Lavash (also known as lavosh) is one of the oldest breads. It is easy to make using any whole grain and pastry flour from vendors at Seattle farmers markets. Lavash is made with yeast dough that is rolled very thin and baked until crisp. Serve lavash crisp as a cracker, or soften with water and use as a wrap with your favorite sandwich ingredients.
For the dough:
1 package dry yeast (2¼ teaspoons)
1 cup warm water
1 cup Nash’s Organic triticale, Bluebird Grains whole wheat, or other whole grain flour
2 cups Nash’s Organic or Bluebird Grains whole wheat pastry or all-purpose flour, divided
½ teaspoon salt
Oil or butter for the rising bowl
1 teaspoon salt stirred into 1 tablespoon water to brush over dough before baking
For the seasoning (optional):
2 tablespoons nuts or seed, or 1 tablespoon fresh herbs or coarse salt, or 1 teaspoon dried herbs*
*Lavash may be baked plain, with nuts or seeds such as sesame or poppy; finely chopped nuts such as hazelnuts; or fresh herbs such as rosemary or parsley; or dried herbs such as oregano
- In a small (2 cup) bowl, place the yeast and water. Let stand for 10 minutes until it begins to bubble.
- In a large bowl, stir together 1 cup whole grain flour, 1 cup pastry or all-purpose flour, and salt.
- Pour the yeast mixture into the flour. Stir with a wooden spoon until a soft, sticky dough is formed. Stir in additional flour, ½ cup at a time until a soft dough forms. Too soft is generally better than too stiff.
- Turn dough out onto a lightly floured surface. Form dough into a smooth ball and then flatten it. If you are adding nuts, seeds, or herbs, sprinkle them over the flattened dough. Knead dough by hand for at least 5 minutes, or until a smooth round dough forms that is still very soft and only slightly sticky. Use additional flour as needed when the dough is too sticky. Cover the dough with a towel or plastic wrap while you rinse and dry the mixing bowl for rising.
- Wash and dry the mixing bowl. Coat the sides lightly with (a scant 1 teaspoon) oil or butter. (Hint: use plastic wrap, parchment, wax paper, or your fingers rather than a paper towel to spread the fat and you will need to use much less. Alternatively, you may use the wrapper from a stick of butter to grease the bowl).
- Place the kneaded dough in the bowl, turn it over once to coat lightly with fat. Cover the bowl with a towel or plastic wrap and let rise in a warm place free from drafts until doubled, about 1 hour. Uncover and press the dough all over to deflate it. Turn dough out onto floured board and cover with bowl.
- Preheat oven to 350°F. Divide dough in thirds. Roll out one portion at a time and keep the remaining dough covered while you work.

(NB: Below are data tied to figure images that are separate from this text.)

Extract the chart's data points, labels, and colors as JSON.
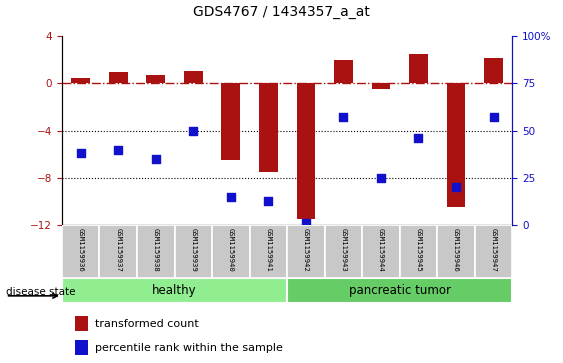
{
  "title": "GDS4767 / 1434357_a_at",
  "samples": [
    "GSM1159936",
    "GSM1159937",
    "GSM1159938",
    "GSM1159939",
    "GSM1159940",
    "GSM1159941",
    "GSM1159942",
    "GSM1159943",
    "GSM1159944",
    "GSM1159945",
    "GSM1159946",
    "GSM1159947"
  ],
  "transformed_count": [
    0.5,
    1.0,
    0.7,
    1.1,
    -6.5,
    -7.5,
    -11.5,
    2.0,
    -0.5,
    2.5,
    -10.5,
    2.2
  ],
  "percentile_rank": [
    38,
    40,
    35,
    50,
    15,
    13,
    1,
    57,
    25,
    46,
    20,
    57
  ],
  "group_labels": [
    "healthy",
    "pancreatic tumor"
  ],
  "healthy_n": 6,
  "tumor_n": 6,
  "bar_color": "#aa1111",
  "dot_color": "#1111cc",
  "left_ylim": [
    -12,
    4
  ],
  "right_ylim": [
    0,
    100
  ],
  "left_yticks": [
    -12,
    -8,
    -4,
    0,
    4
  ],
  "right_yticks": [
    0,
    25,
    50,
    75,
    100
  ],
  "right_yticklabels": [
    "0",
    "25",
    "50",
    "75",
    "100%"
  ],
  "hline_y": 0,
  "dotted_lines": [
    -4,
    -8
  ],
  "healthy_color": "#90ee90",
  "tumor_color": "#66cc66",
  "group_box_color": "#c8c8c8",
  "bar_width": 0.5,
  "dot_size": 40
}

- Sprinkle the rolling surface with a little flour. Roll one portion thinly, into a rough rectangle approximately 10×14 inches. Transfer to a baking sheet. Brush lightly and evenly with the salted water. Bake at 350°F for 20-22 minutes, or until lightly browned in spots. The bread will puff and brown unevenly. Remove to a rack to cool. Repeat with the remaining dough.
- Store crisp lavash in a tightly covered tin or cookie jar; made without eggs, butter, or oil, lavash will keep almost indefinitely. Break into irregular pieces to serve as crackers with dip or soften lavosh crackers (rinse lightly under water and cover with a towel until pliable) to serve as a bread with meals or for sandwiches.
Crisp lavash is one of the oldest flatbreads breads from central Asia. It is easy to make using any whole grain and pastry flour from vendors at Seattle farmers markets. Serve lavash crisp as a cracker with bean dip or use as a wrap with your favorite sandwich ingredients.